LM: Trener Akbas nie poprowadzi Grupy Azoty Chemika Police w Novarze
Zespół Grupa Azoty Chemik Police przeszedł testy wymazowe na COVID-19. Niestety, kilka osób ze sztabu szkoleniowego uzyskało wynik pozytywny.
Policzanki od wtorku rozpoczną rozgrywki w Lidze Mistrzyń. Przed wyjazdem do Włoch (72 godziny przed pierwszym meczem) zespoły zobligowane były do wykonania testów na koronawirusa.
Pozytywne wyniki sobotnich (21.11.) testów otrzymali Ferhat Akbas, pierwszy trener naszej drużyny, oraz kilku członków sztabu szkoleniowego. Wszystkie zawodniczki otrzymały wynik negatywny.

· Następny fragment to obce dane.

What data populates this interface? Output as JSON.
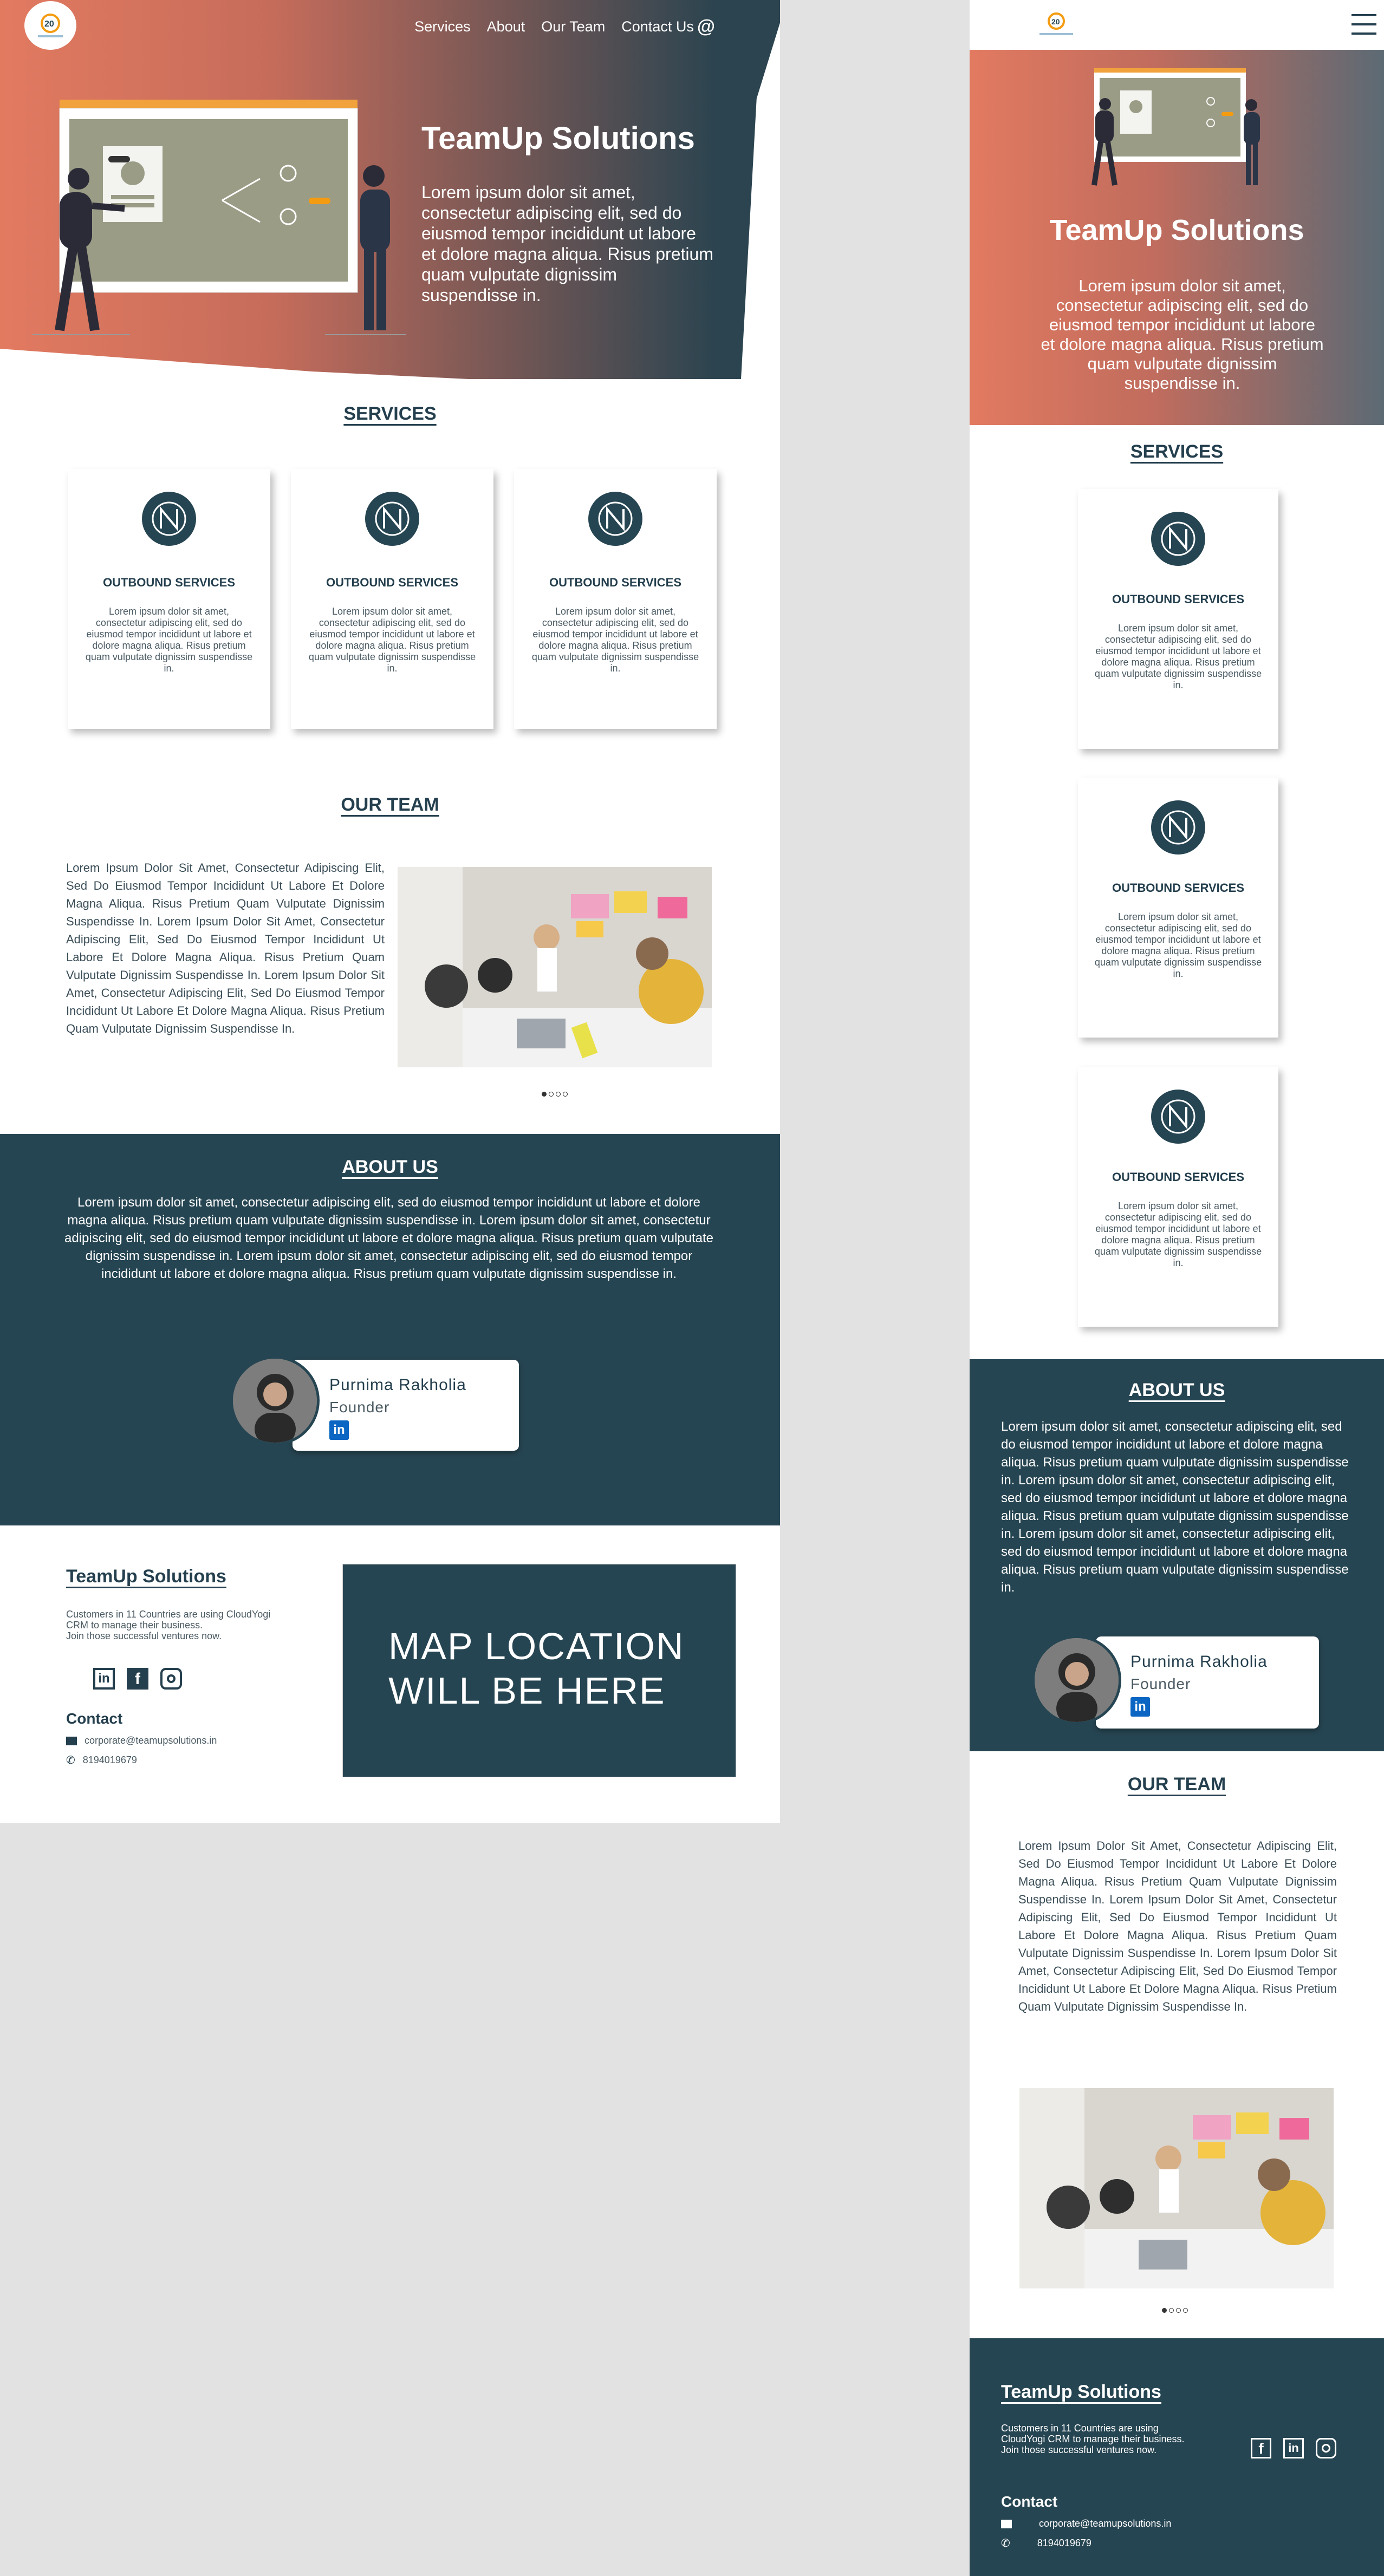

Osoby zarażone zostały w Polsce i przebywają w izolacji. Pozostali w niedzielę wylecieli do Włoch, gdzie jeszcze tego samego dnia, wymogiem CEV, przeszli testy wymazowe na koronawirus. Wszystkie wyniki były negatywne.
- Niestety, mam wynik pozytywny i nie jestem w stanie poprowadzić zespołu w turnieju. Pozostajemy w stałym kontakcie, biorę udział online we wszystkich treningach i odprawach taktycznych. Mamy jasny system, który nasze siatkarki znają i funkcjonują w nim od dłuższego czasu. Dlatego wierzę, że jesteśmy w stanie zrealizować taktykę w rzetelny sposób. Ufam zespołowi i wierzę, że tak trudne wyzwania zbliżą nas jeszcze bardziej – mówi Ferhat Akbas.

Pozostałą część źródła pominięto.